The appellant also states in para 4 of the memorandum of appeal that the S.D.M./I.E. took cognizance of the case as Criminal case 38 of 1964 and proceeded with the same, that later on the case was transferred to the file of the S.D.C./I.E. (Second Class Magistrate) and that the case was renumbered as Criminal Case 6/I.E. of 1964. In para 5 of the memorandum of appeal, the appellant stated that during the pendency of the said criminal case 6/I.E. of 1964, the S.H.O., I.P.S. submitted the charge-sheet in F.I.R. Case 662(6)64 I.P.S. under Sections 323, 354 and 506 I.P.C. on the same cause of action in the Court of the Magistrate/I.E.

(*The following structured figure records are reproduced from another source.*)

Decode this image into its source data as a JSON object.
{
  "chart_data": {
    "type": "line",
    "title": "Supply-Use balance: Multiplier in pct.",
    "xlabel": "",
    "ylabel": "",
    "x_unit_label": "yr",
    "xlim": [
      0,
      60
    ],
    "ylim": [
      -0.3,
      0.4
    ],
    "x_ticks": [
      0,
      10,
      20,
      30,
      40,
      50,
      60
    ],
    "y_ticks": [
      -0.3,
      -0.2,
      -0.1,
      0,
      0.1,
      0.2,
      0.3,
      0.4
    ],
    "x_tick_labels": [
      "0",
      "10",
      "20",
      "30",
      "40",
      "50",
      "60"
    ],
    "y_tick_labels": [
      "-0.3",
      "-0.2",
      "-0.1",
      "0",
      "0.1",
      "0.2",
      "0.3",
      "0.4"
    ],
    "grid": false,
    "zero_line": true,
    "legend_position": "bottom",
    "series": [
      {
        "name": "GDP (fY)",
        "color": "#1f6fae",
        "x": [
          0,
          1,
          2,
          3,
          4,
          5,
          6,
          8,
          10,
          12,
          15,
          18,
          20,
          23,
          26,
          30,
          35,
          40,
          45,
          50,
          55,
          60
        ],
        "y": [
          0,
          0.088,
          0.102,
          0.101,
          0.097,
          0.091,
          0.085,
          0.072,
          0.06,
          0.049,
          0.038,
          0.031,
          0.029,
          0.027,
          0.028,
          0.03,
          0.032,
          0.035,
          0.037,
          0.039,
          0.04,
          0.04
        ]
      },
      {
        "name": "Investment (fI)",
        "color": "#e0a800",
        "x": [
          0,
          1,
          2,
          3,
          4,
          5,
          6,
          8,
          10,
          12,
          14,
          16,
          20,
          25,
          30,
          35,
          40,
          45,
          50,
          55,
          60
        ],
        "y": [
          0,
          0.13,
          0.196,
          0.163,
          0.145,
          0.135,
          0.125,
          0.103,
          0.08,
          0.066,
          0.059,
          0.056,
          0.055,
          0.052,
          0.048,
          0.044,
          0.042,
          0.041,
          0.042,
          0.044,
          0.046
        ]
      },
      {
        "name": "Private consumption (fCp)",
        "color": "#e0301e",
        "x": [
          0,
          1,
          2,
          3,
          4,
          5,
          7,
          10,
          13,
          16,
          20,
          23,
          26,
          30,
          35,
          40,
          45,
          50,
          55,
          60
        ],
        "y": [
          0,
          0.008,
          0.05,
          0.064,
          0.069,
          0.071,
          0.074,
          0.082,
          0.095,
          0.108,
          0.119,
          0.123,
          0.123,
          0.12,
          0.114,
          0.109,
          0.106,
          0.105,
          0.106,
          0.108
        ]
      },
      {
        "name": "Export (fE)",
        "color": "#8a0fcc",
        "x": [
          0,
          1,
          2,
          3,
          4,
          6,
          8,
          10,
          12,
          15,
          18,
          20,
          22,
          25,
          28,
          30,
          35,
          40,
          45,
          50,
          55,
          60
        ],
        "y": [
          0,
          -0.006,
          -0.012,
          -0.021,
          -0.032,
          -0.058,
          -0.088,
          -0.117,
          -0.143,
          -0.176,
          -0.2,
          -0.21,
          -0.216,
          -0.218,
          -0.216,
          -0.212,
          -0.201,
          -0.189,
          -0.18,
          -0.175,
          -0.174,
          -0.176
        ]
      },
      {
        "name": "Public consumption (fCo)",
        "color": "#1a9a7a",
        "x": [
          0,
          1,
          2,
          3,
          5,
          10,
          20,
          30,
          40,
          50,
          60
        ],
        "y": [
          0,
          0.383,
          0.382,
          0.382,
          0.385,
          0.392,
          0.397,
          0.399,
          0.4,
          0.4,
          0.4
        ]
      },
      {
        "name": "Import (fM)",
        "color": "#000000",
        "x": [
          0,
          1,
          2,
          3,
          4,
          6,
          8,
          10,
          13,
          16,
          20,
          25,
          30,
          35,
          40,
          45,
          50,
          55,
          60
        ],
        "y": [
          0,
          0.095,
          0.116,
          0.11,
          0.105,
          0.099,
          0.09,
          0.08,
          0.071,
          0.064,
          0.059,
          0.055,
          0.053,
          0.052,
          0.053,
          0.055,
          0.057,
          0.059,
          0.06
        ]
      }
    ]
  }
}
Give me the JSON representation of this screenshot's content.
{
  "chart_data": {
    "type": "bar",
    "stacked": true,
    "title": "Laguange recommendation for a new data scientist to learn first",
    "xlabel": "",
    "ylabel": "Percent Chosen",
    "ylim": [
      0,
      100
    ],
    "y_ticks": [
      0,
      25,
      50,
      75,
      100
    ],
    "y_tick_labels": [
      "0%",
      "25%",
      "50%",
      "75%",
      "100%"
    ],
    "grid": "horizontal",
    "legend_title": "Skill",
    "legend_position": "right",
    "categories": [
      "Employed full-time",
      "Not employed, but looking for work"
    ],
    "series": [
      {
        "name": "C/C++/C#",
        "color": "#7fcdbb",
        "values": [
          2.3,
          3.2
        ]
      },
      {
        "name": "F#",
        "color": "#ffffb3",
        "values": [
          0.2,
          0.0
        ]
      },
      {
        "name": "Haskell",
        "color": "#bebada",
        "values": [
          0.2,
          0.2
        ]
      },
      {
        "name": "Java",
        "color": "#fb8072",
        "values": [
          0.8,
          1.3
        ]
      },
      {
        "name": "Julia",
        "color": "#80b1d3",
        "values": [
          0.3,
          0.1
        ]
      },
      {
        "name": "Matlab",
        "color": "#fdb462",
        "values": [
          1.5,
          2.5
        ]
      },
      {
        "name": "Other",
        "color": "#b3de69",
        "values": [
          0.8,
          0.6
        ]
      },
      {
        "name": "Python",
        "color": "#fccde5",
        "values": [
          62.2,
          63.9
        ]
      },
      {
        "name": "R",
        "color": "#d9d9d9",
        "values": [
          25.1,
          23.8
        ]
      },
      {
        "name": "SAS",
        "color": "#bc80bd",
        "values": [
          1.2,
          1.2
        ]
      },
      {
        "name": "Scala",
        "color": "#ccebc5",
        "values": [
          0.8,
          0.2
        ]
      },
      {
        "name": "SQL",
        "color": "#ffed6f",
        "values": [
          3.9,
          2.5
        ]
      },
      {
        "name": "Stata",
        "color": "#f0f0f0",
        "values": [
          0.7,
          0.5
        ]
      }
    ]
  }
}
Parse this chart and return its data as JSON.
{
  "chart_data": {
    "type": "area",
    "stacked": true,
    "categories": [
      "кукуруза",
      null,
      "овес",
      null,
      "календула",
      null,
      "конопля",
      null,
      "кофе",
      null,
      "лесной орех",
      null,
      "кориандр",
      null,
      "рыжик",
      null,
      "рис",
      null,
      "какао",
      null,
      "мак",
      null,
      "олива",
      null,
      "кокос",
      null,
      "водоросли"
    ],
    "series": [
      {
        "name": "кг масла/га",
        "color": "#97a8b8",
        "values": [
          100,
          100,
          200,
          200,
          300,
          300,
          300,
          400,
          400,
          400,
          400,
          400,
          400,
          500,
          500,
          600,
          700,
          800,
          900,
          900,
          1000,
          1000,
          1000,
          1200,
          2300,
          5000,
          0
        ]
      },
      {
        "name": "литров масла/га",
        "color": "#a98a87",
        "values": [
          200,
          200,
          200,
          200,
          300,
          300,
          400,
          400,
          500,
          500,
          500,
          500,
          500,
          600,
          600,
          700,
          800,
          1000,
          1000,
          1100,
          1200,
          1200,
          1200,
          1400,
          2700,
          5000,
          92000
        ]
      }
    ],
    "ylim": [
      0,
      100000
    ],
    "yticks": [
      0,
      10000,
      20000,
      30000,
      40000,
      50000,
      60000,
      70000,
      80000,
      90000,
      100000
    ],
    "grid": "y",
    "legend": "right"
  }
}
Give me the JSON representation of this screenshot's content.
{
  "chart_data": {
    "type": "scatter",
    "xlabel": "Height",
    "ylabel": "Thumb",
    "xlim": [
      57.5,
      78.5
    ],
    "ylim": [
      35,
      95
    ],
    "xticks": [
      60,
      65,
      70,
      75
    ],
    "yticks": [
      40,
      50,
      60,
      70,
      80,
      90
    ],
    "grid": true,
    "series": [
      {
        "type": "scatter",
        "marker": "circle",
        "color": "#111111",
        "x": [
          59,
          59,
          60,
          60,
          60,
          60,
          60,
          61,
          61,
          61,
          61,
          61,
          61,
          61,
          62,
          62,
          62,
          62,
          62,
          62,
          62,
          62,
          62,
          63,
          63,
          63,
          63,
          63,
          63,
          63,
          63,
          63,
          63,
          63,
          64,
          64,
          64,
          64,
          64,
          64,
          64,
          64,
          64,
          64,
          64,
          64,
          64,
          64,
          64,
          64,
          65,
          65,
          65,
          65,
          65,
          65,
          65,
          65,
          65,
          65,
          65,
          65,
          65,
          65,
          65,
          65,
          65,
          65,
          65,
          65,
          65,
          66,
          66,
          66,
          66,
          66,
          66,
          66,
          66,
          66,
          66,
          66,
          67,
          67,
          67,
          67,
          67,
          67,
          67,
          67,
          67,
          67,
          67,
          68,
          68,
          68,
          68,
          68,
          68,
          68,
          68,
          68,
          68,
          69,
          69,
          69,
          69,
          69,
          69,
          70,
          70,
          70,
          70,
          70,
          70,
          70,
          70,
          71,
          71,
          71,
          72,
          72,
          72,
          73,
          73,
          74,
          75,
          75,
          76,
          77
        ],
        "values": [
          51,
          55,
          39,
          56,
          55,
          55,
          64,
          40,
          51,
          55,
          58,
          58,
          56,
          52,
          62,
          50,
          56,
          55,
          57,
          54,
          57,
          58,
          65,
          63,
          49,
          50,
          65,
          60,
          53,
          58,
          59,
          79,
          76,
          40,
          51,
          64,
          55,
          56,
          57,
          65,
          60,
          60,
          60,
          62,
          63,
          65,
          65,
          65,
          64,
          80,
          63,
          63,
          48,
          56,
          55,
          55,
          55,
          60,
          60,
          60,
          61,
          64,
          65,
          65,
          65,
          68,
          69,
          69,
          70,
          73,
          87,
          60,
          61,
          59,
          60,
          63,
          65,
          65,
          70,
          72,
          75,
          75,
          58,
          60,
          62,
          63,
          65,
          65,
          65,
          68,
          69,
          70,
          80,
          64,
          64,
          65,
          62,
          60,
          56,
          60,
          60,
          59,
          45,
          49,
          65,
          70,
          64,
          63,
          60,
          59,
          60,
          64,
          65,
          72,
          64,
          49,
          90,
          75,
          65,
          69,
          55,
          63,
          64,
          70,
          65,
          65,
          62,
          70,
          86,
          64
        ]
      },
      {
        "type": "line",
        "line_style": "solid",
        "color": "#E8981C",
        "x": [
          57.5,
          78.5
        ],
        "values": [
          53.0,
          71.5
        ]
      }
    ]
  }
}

In para 6 of the memorandum of appeal the appellant states that, thereafter, the F.I.R. Case was transferred to the Court of Shri S. Tombi Singh, Magistrate First Class, that Sri Ch. Samarendra Singh succeeded him as Magistrate First Class, that, in the course of hearing of the F.I.R. case after framing the charges Sri Gh. Samarendra Singh, Magistrate First Class called for the records of the Criminal Case 6/I.E. of 1964 and made it a part of the F.I.R case pending in his Court. Thus, Sri Ch. Samarendra Singh, Magistrate First Class clubbed both the cases and tried the respondent. The records show that the evidence was recorded in F.I.R. Case 662(6)64 I.P.S. and that the judgment in question was also delivered in that case.

But, as the private case and the police case were clubbed together, it follows that both the cases were disposed of together. Both the cases relate to the same offences., Thus, as the Magistrate First Class at first took cognizance of the case on the private complaint petition filed by the appellant and later on sent for the records from the Second Class Magistrate's Court and clubbed the said case with F.I.R. Case 662(6)64 I.P.S. which was filed later, even though the evidence was recorded in F.I.R. Case 662(6) 64 I.P.S., the trial must be held to have taken place in the earlier private complaint case, which was first taken cognizance of.

The facts of the case in Jamuna Singh v. Bhadai Shah : 1964CriLJ468 are analogous to the facts of the present case. It was held that when once the cognizance was taken by the Magistrate on a private complaint, there was no escape from the conclusion that the case was instituted on a private person's complaint and not on the police report submitted later on by the police and that, therefore, the contention that the appeal did not lie under Section 417(3) Cr. P.C. must be rejected. To the same effect is the decision in State of Bihar v. Sakaldip Singh : AIR1966Pat473 .

Thus, as the Magistrate First Class at, first took cognizance of the case judicially, the subsequent institution of the charge-sheet by the police cannot make the initial proceedings started on a private complaint as those started on the subsequent police report. As such, the remedy of the appellant was to file an appeal under Section 417(3) Cr.P.C. in the first instance. Her remedy was not by way of revision as no revision lies under Section 439(5) Cr.P.C. when an appeal lies. So, the present appeal should have been filed within 2 months from the date of the order of acquittal Though, there is strong suspicion that the Magistrate did not write the judgment, when he pronounced it, yet, in view of the fact that there is a judgment on record, it cannot be positively asserted that he did not write the judgment at that time. Redress should have been sought for by the appellant by filing the appeal in time. It is barred by limitation and the delay in filing the appeal cannot be condoned. A persual of the judgment shows that the Magistrate discussed the evidence and concluded that the appellant did not prove the case beyond doubt. The circumstances of the case do not warrant interference of this Court under its extraordinary powers under Section 561A Cr.P.C.

7. The result is that the appeal fails. and it is accordingly dismissed.